Он услышал, как будто издалека, как ахнули в изумлении тридцать тысяч Архитекторов. Сквозь шепоты и вскрики он различал взволнованный голос Харры и недоверчивые, растерянные проклятия Бертрама. Малаклипс, казалось, вовсе перестал дышать; Данло чувствовал паралич, сковавший воинапоэта, как глубокую боль в собственном животе. И как глубокую радость – ведь теперь Данло управлял своим разумом с легкостью парящей в небе талло. Великое светоприношение, совершенное им в честь Бога Эде и всех Архитекторов Вселенской Кибернетической Церкви, засверкало огнями, равными по яркости свету ярчайших бело-голубых звезд. Все сто миллиардов нейронов в мозгу Данло зажглись великолепным пламенем, и соответствующие им огоньки на модели отразили это великолепие. Огни слепили глаза зрителям на скамьях и создавали беспрецедентное зрелище для тысяч Архитекторов, стоящих по ту сторону купола. Казалось, будто само солнце Таннахилла взорвалось, превратившись в россыпь огней. Люди закрывали глаза руками, не в силах смотреть на этот свет, прекрасный и ужасный. Это был ад, но и рай тоже. За все тысячи лет со времен учреждения Церковью этой церемонии, за все многотысячные светоприношения, совершенные самыми одаренными из Совершенных, никому еще не удавалось осветить весь свой мозг целиком. Никто даже не думал, что такое возможно. То, что человек сохранил разум, посмотрев на небесные огни внутри себя, было чудом само по себе – но неистовое и великолепное свечение сознания Данло доказывало, что он истинный светоносец, обещанный в пророчестве, а быть может, и нечто большее.

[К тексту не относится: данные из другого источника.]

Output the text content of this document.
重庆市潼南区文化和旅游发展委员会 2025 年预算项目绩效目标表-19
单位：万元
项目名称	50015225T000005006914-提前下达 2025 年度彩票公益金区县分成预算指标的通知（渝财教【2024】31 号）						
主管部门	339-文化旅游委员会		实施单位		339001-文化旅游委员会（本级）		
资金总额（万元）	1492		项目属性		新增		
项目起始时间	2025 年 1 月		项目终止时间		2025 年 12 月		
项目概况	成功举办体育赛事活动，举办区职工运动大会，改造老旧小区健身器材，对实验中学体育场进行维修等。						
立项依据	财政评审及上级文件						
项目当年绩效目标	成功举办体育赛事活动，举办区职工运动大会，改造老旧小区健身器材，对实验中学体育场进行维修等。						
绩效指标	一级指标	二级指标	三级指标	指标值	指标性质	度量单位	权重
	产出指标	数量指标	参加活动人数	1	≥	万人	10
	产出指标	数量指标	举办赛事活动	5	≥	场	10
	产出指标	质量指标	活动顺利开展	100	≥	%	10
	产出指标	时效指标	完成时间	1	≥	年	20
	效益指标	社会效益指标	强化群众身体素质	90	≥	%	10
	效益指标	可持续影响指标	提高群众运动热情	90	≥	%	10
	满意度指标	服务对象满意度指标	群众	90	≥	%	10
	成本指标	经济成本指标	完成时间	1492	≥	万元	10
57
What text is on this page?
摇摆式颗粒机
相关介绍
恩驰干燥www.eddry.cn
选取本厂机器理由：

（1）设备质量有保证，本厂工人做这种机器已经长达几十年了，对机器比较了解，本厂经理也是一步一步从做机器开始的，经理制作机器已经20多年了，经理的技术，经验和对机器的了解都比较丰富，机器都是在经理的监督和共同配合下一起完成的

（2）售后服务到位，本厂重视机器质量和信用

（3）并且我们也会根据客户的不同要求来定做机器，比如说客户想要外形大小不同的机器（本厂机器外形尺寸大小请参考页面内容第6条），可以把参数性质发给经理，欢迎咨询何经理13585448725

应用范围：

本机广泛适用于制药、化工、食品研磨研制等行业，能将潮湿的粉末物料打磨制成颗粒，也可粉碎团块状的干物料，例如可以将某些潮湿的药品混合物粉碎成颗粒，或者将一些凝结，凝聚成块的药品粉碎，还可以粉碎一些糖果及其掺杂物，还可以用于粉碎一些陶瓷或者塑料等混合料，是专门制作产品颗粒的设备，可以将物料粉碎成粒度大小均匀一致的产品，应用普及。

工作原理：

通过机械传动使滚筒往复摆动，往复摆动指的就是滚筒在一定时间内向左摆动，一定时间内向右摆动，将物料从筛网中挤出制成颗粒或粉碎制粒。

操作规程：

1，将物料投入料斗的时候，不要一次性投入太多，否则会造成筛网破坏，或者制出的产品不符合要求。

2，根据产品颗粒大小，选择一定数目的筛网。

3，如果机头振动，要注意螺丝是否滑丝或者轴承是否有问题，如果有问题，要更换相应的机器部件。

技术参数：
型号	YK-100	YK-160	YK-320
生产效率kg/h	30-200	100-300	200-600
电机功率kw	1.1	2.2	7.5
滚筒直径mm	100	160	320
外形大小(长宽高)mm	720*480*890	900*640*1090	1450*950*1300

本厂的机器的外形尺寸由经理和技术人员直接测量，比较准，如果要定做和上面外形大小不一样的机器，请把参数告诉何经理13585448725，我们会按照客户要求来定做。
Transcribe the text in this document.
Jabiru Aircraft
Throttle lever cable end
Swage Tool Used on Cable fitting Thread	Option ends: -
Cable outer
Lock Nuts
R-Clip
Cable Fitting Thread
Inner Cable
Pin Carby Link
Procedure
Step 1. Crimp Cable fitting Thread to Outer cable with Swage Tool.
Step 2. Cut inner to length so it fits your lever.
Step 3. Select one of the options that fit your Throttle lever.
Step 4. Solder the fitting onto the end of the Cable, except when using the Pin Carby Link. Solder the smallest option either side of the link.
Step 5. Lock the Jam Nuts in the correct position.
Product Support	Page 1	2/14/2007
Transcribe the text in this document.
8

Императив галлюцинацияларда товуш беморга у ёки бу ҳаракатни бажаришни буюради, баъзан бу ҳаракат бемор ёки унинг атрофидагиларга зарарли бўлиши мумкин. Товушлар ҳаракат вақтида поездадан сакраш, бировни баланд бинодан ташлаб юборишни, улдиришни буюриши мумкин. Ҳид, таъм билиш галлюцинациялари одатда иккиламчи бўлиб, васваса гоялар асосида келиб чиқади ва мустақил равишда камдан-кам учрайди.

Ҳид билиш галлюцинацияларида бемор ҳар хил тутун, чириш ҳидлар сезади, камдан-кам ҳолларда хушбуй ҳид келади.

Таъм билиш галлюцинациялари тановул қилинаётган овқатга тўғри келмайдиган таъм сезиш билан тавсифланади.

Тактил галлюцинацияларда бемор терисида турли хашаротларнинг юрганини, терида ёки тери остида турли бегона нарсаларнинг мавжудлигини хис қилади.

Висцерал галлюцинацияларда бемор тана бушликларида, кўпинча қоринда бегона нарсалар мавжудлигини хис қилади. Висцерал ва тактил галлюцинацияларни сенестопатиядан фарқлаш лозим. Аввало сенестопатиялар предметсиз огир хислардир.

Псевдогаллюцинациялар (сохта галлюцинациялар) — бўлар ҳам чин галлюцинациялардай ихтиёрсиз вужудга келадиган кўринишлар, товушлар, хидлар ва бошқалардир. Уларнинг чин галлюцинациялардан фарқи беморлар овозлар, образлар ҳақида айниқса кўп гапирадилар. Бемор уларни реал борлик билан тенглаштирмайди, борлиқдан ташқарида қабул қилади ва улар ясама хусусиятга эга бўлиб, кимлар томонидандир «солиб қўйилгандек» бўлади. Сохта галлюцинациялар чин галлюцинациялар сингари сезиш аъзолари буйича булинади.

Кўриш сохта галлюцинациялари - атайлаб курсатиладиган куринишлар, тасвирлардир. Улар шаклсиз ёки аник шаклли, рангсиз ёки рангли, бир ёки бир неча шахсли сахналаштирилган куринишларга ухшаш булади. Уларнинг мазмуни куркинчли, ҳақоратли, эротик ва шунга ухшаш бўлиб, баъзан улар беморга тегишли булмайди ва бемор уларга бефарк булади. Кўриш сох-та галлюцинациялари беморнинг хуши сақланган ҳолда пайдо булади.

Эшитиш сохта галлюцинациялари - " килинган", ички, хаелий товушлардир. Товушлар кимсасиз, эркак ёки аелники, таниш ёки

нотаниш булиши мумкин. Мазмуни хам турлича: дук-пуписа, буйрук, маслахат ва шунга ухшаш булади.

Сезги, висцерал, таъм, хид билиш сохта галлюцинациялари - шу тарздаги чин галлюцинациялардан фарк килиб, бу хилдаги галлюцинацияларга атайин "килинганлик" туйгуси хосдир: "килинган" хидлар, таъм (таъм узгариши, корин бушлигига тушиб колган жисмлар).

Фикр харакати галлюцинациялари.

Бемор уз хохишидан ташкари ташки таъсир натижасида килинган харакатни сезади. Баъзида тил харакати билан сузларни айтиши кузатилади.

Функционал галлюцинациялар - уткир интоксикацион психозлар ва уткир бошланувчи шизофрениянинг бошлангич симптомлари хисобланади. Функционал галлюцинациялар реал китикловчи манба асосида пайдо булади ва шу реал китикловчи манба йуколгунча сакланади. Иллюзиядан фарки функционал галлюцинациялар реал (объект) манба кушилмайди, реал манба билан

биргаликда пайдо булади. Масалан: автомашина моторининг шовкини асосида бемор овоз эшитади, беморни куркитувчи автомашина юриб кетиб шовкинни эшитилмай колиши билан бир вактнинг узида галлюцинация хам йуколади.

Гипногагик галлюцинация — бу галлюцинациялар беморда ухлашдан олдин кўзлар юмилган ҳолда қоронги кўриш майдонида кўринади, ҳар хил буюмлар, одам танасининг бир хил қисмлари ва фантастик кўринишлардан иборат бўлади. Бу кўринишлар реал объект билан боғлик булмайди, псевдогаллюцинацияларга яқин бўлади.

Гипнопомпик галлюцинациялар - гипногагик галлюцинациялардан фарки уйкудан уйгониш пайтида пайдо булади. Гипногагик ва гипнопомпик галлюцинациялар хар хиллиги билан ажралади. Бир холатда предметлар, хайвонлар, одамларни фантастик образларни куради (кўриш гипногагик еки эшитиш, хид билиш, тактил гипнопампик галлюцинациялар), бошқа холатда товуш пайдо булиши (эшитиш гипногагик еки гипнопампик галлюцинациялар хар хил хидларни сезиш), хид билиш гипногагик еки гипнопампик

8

Все мы несем свет, думал он под восторженные возгласы публики. Я только искра, зажигающая пламя.
Он оторвал наконец глаза от светоприношения и взглянул на бамбуковую флейту, которую все это время держал в руке.
При свете, льющемся сверху, она сверкала, как золотая. Данло улыбнулся пришедшей ему в голову мысли. Огни светоприношения тут же отразили эту мысль, но он больше не смотрел на них. Он поднялся с кресла, прервав контакт с полем компьютера, и светоприношение на самом деле закончилось. Световой куб угас, и весь зал погрузился во тьму, как ночной океан. У Данло вырвался тихий, почти грустный смешок. Он стоял один под темным куполом, а вокруг него кричали тысячи Архитекторов.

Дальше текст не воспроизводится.